At the end of May 1903, he wrote his last letter of spiritual direction as an Anglican. It had relevance to this question of despising the things of life, in order to seek something more “totally spiritual.” Benson said:
Now it appears to me that we must allow that EVERYTHING, even the smallest details, is sacramental; and both represents and conveys some spiritual detail necessary for one’s entire spiritual satisfaction; and therefore that there must be some provision whereby these details form part of one’s ‘treasure in heaven.’ … It is exactly because He is Infinite, and not only very great, that those very details MUST be included under His Infinite Care.
So, we should be conscious and aware of the value of the small things.
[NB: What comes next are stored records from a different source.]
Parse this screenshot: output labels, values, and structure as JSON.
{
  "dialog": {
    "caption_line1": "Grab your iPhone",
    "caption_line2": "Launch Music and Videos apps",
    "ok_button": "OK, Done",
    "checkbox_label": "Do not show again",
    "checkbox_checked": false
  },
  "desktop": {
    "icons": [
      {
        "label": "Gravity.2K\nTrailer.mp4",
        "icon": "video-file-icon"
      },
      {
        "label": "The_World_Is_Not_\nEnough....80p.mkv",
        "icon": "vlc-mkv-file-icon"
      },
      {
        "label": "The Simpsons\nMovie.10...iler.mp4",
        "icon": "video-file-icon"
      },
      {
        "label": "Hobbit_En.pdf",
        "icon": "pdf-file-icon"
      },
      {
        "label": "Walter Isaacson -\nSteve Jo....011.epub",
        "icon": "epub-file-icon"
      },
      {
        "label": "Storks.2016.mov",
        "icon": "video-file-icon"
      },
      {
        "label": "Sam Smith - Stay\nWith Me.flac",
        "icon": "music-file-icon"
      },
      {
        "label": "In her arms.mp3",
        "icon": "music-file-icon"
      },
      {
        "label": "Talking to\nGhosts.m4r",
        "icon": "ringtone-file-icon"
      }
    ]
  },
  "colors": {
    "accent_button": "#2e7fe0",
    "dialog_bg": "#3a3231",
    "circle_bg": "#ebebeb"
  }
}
These, too, are parts of the contemplative life, and we can achieve everything while remaining content with our ordinary lives, without seeking extraordinary voices and visions – but we must seek the virtues, the ordinary and the extraordinary alike, when they are needed to discharge our duties.
Finally, as a sort of footnote to his Anglican period, Benson quotes a Catholic convert who said that it is useful to compare a child with a doll to a mother with a baby: “… it is the same sort of joy, and full of the same sort of familiar details, but of a higher order altogether.” In other words, whatever details are the matter and content of our life, let us love God and the life He has given us – the details are the same in any station and age of life, only the order of the life changes – and that is not necessarily in our hands.